The first panel shows a representation of the genetic distance across the genome. Or at least enough to give you a good sense of the phylogenetic relationships. South Asians and Europeans form a clade, as do Native Americans and East Asians. The subsequent panels show Fst values, between population variance, on five genes known at that time to be implicated in between population skin color differences. Note now much different the trees are from the one generated by a large number of loci. Since then more loci have come out of the woodwork, and the peculiar genetic architecture of pigmentation has been rather well characterized. Though most genetic variance may be found within continental races, pigmentation is quite often the exception to this rule. Most of the variance on these loci can be between the races. On SLC24A5 West Africans and Europeans have nearly 100% between population variance. The allele frequencies are disjoint. This shouldn't be that surprising, skin color is highly heritable, and we already know that there's a lot of between population difference. So from that one would infer that there would be a lot of genetic variation. Our skin is our largest organ, and is extremely important as a visual marker of health, age, and identity. The fact that there is so much salient interpopulation difference matters a great deal in the "folk taxonomy" of our species. When considering the relevance of skin color in our taxonomies I thought back to Jared Diamond's 1994 piece for Discover, Race Without Color:

Regarding hierarchy, traditional classifications that emphasize skin color face unresolvable ambiguities. Anthropology textbooks often recognize five major races: "whites," "African blacks," "Mongoloids," "aboriginal Australians," and "Khoisans," each in turn divided into various numbers of sub-races. But there is no agreement on the number and delineation of the sub-races, or even of the major races. Are all five of the major races equally distinctive? Are Nigerians really less different from Xhosas than aboriginal Australians are from both? Should we recognize 3 or 15 sub-races of Mongoloids? These questions have remained unresolved because skin color and other traditional racial criteria are difficult to formulate mathematically.

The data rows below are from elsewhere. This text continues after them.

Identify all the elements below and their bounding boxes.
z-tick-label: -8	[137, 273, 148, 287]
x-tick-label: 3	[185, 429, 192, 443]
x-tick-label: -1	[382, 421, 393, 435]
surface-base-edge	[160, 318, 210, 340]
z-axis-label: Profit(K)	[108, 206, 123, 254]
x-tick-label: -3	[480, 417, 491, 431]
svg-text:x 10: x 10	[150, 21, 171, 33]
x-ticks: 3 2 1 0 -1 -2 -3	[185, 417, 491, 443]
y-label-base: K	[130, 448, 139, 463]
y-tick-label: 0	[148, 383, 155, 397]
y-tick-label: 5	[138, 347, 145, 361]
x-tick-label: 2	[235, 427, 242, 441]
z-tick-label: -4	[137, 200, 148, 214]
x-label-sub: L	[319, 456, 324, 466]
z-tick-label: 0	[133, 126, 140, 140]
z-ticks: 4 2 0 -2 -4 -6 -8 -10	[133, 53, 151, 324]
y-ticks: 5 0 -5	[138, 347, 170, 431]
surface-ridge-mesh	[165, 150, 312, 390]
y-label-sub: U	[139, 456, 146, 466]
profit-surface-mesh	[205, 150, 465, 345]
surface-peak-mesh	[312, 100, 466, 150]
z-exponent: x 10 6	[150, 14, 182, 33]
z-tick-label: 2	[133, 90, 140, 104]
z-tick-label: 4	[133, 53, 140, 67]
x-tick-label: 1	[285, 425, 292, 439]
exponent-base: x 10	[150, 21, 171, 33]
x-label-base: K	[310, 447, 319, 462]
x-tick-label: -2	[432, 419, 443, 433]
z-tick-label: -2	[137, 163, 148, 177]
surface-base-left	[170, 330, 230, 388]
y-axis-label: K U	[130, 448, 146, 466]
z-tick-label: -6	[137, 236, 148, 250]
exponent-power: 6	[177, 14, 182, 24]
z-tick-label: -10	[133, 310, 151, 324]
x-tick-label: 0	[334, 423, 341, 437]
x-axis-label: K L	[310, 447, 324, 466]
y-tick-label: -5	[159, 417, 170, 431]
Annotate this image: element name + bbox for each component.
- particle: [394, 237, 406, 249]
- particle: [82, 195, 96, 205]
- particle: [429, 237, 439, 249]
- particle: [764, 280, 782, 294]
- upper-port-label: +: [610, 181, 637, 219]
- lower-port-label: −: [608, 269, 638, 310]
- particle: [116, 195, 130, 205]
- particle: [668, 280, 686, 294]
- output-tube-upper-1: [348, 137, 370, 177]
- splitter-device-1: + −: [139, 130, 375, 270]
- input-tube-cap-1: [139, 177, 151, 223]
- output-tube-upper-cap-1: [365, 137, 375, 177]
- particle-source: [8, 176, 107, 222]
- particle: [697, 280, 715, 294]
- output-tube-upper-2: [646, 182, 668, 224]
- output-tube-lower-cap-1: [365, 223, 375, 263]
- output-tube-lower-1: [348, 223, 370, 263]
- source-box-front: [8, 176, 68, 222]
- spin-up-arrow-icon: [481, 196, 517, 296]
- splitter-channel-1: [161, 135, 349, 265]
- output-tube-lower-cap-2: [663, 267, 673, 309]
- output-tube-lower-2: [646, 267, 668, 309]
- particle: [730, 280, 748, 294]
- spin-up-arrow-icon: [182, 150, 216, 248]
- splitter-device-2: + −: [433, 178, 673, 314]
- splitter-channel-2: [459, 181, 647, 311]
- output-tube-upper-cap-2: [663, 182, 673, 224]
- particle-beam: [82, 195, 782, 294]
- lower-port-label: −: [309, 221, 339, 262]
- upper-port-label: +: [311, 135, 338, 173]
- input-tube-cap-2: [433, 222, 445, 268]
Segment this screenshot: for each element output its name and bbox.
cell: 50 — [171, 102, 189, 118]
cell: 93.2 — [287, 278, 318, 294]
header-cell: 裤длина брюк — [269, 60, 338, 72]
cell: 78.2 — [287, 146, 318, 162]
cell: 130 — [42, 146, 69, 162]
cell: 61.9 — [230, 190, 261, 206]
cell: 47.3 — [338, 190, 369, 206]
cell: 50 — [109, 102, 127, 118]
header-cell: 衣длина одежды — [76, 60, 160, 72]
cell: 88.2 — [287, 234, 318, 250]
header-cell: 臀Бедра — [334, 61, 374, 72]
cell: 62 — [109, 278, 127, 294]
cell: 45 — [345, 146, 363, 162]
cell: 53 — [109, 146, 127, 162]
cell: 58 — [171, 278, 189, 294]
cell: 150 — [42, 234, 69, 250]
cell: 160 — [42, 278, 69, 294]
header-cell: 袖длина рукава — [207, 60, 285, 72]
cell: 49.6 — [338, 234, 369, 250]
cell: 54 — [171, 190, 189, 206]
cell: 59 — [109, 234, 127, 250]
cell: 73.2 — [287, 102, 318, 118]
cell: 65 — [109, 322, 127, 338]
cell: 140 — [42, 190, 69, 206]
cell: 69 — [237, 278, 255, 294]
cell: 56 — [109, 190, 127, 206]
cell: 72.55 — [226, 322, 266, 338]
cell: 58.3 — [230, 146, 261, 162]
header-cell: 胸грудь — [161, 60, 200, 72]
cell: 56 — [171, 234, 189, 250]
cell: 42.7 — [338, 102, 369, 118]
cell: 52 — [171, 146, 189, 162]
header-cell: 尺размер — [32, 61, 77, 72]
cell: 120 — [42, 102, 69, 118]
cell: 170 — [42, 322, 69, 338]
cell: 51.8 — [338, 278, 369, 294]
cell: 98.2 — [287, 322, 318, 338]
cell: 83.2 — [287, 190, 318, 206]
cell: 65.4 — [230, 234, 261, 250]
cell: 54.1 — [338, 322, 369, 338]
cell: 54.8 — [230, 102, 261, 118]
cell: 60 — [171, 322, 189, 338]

16 years on I think we can reasonably answer many of Diamond's questions with phylogenetic trees such as the one to the left. There are five races in the tree by coincidence, though the Khoisans are with Africans, and the Americas has its own branch. Yes, Nigerians are probably less different from the Xhosas than Aboriginal Australians. And I guess this tree implies closer to 15 "subraces" for "Mongoloids." And with the rise of skin reflectance measures the trait isn't that difficult to formulate mathematically actually. But as for the salient phenotypic characteristics which humans use to classify each other, and which will remain important socially and culturally for the near future, it makes absolutely no sense to minimize the critical importance of skin pigmentation. Humans are a very visual species, and the complexion of our largest organ will always be of particular interest. This sort of phenetic classification is not scientifically rigorous, I don't want cladists to hunt me down, but, it is not an arbitrary cultural construct. We can't classify people by HLA profiles because we don't have conscious access to such information (and the idea that we can "smell" HLA profiles is still unproven). Our innate pattern recognition competencies are such that naturally folk taxonomies will start with complexion, and use other characters to refine our categories. Just because something isn't scientific doesn't always mean it's silly or arbitrary. Image Credit: Outlook IndiaAddendum: I just realized that Jared Diamond's article came out at the same time as The History and Geography of Human Genes. A quick consultation of this seminal work would have cleared up some of his questions.